Why Constant Learning Isn’t Teaching You
A good therapist has never said:
“Here’s a mini course. Watch it instead of a session.”
The world of learning has changed.
Everything is mini.
Bite-sized.
Optimised for speed.
You can learn almost anything online, including confidence, leadership, relationships, emotional intelligence, AI, and even how to “fix” yourself in 10 steps.
And on the surface, that sounds like progress.
And It is, if you’re the one SELLING it.
But I want to talk to the ones who are buying.
When you see a short, affordable course promising more confidence, better relationships, deeper self-love, or professional success, if the price is low enough, you’ll buy it.
Again.
And again.
And again.
Not because you’re naive, but because Shiny Objects Syndrome and FOMO sell very well.
Your brain gets the dopamine hit.
It feels like growth.
Like movement.
Like evolution.
But here’s the uncomfortable truth:
Most of this “learning” produces little to no lasting change in you or your results.
“But I Have So Much Material”… you say.
And you really do. I bet your drive is full of replays, frameworks, best practices, fill-in templates, strategies and notes saved “for later”. Yet you and your behaviour remain intact.
Your brain then tricks you into believing that, the conclusion is obvious:
The course probably wasn’t good enough.
“Oh well. It was only €50. Let me try this one instead,” - you say to yourself.
And then the next.
And the next.
Until one day, a quieter, heavier question appears:
“Why is nothing changing in my life the way I want it to change?”
Ah! Now you are on to something.
Why indeed?

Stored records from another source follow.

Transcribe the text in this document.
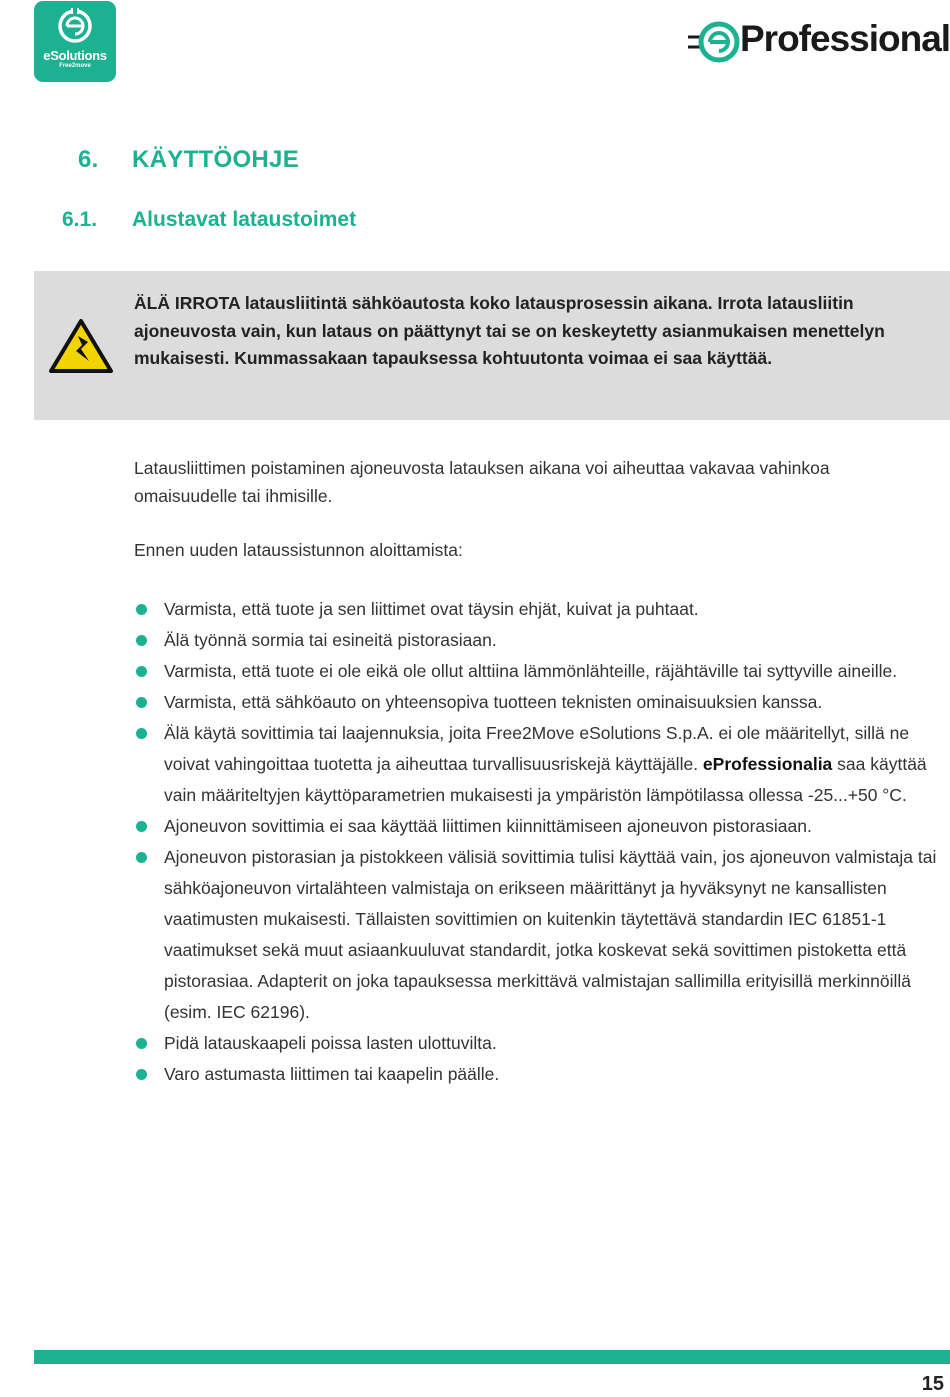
eSolutions
Free2move
Professional
6.	KÄYTTÖOHJE
6.1.	Alustavat lataustoimet
ÄLÄ IRROTA latausliitintä sähköautosta koko latausprosessin aikana. Irrota latausliitin ajoneuvosta vain, kun lataus on päättynyt tai se on keskeytetty asianmukaisen menettelyn mukaisesti. Kummassakaan tapauksessa kohtuutonta voimaa ei saa käyttää.

Latausliittimen poistaminen ajoneuvosta latauksen aikana voi aiheuttaa vakavaa vahinkoa omaisuudelle tai ihmisille.

Ennen uuden lataussistunnon aloittamista:

Varmista, että tuote ja sen liittimet ovat täysin ehjät, kuivat ja puhtaat.
Älä työnnä sormia tai esineitä pistorasiaan.
Varmista, että tuote ei ole eikä ole ollut alttiina lämmönlähteille, räjähtäville tai syttyville aineille.
Varmista, että sähköauto on yhteensopiva tuotteen teknisten ominaisuuksien kanssa.
Älä käytä sovittimia tai laajennuksia, joita Free2Move eSolutions S.p.A. ei ole määritellyt, sillä ne voivat vahingoittaa tuotetta ja aiheuttaa turvallisuusriskejä käyttäjälle. eProfessionalia saa käyttää vain määriteltyjen käyttöparametrien mukaisesti ja ympäristön lämpötilassa ollessa -25...+50 °C.
Ajoneuvon sovittimia ei saa käyttää liittimen kiinnittämiseen ajoneuvon pistorasiaan.
Ajoneuvon pistorasian ja pistokkeen välisiä sovittimia tulisi käyttää vain, jos ajoneuvon valmistaja tai sähköajoneuvon virtalähteen valmistaja on erikseen määrittänyt ja hyväksynyt ne kansallisten vaatimusten mukaisesti. Tällaisten sovittimien on kuitenkin täytettävä standardin IEC 61851-1 vaatimukset sekä muut asiaankuuluvat standardit, jotka koskevat sekä sovittimen pistoketta että pistorasiaa. Adapterit on joka tapauksessa merkittävä valmistajan sallimilla erityisillä merkinnöillä (esim. IEC 62196).
Pidä latauskaapeli poissa lasten ulottuvilta.
Varo astumasta liittimen tai kaapelin päälle.
15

I mean, you HAVE the information.
Because you’re stacking good and generic advice on top of unresolved patterns.
And unresolved patterns don’t dissolve through information.
They dissolve through awareness, relational feedback, emotional processing, and integration, none of which can happen in isolation of a mini whatever.

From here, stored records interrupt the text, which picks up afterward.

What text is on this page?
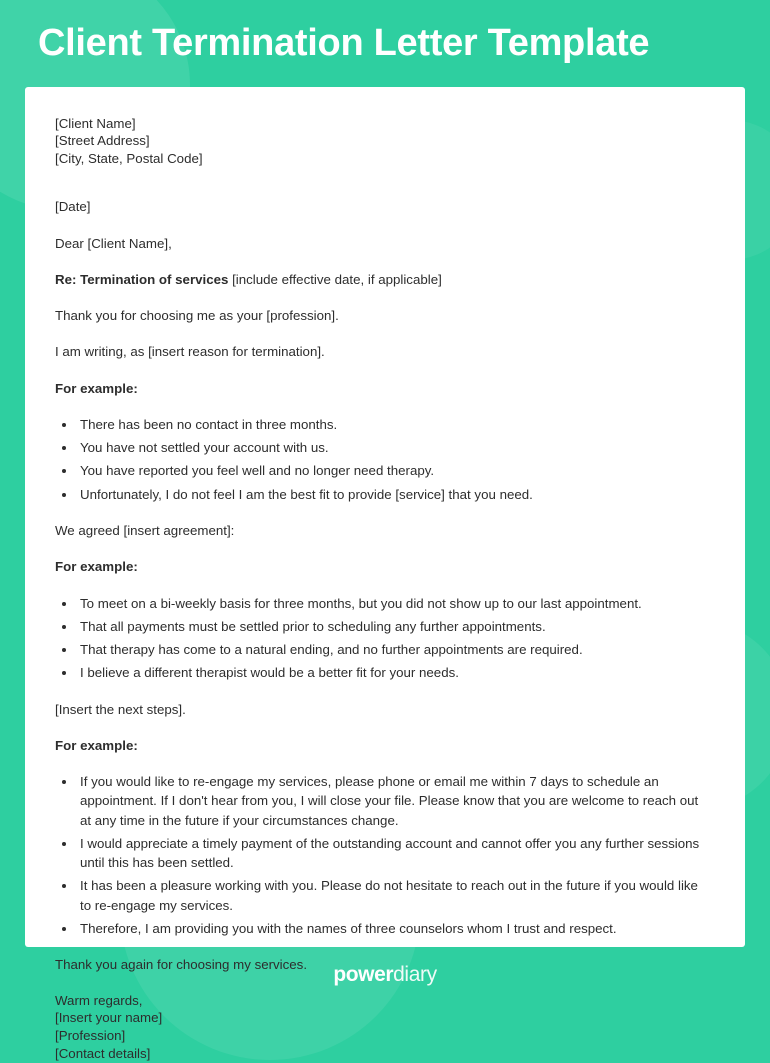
Client Termination Letter Template
[Client Name]
[Street Address]
[City, State, Postal Code]

[Date]

Dear [Client Name],

Re: Termination of services [include effective date, if applicable]

Thank you for choosing me as your [profession].

I am writing, as [insert reason for termination].

For example:

• There has been no contact in three months.
• You have not settled your account with us.
• You have reported you feel well and no longer need therapy.
• Unfortunately, I do not feel I am the best fit to provide [service] that you need.

We agreed [insert agreement]:

For example:

• To meet on a bi-weekly basis for three months, but you did not show up to our last appointment.
• That all payments must be settled prior to scheduling any further appointments.
• That therapy has come to a natural ending, and no further appointments are required.
• I believe a different therapist would be a better fit for your needs.

[Insert the next steps].

For example:

• If you would like to re-engage my services, please phone or email me within 7 days to schedule an appointment. If I don't hear from you, I will close your file. Please know that you are welcome to reach out at any time in the future if your circumstances change.
• I would appreciate a timely payment of the outstanding account and cannot offer you any further sessions until this has been settled.
• It has been a pleasure working with you. Please do not hesitate to reach out in the future if you would like to re-engage my services.
• Therefore, I am providing you with the names of three counselors whom I trust and respect.

Thank you again for choosing my services.

Warm regards,
[Insert your name]
[Profession]
[Contact details]
powerdiary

There’s a reason therapists have therapists.
Coaches have coaches.
Supervisors exist.
We all have blind spots. And we can’t see them on our own.
Have you ever noticed something curious?
A good therapist has never said:
“Here’s a mini course. Watch it instead of a session.”
Think about that.
Learning Isn’t the Problem. Context Is.
I believe deeply in continuous learning when it’s done right.
Some of the most impactful growth experiences are:
live
guided
relational
held over time
layered with reflection and application
But much of what circulates online, especially around mental health, psychology, and personal growth, is shallow at best and harmful at worst.
It promises transformation without discomfort.
Change without friction.
Depth without time.
And I get it, because I was the same. I wanted the easy way. The fast way. The cheap way.
Wouldn’t that be nice?
The Cost of Bite-Sized Growth
These mini-modules don’t fail because they’re bad.
They fail because they create the illusion of progress while keeping you exactly where you are.
They make you feel responsible and proactive, while avoiding the deeper work that actually changes your nervous system, your patterns, and your behavior.
So you keep consuming.
And circling.
And wondering why nothing sticks.
You are a complex, unique individual with deeply personal experiences. So stop approaching yourself with shallow shortcuts.
Instead, approach yourself with:
complexity
patience
nuance
depth
Real growth isn’t efficient.
It’s relational.
It’s embodied.
It’s slow enough to be honest.
That’s where things actually start to shift.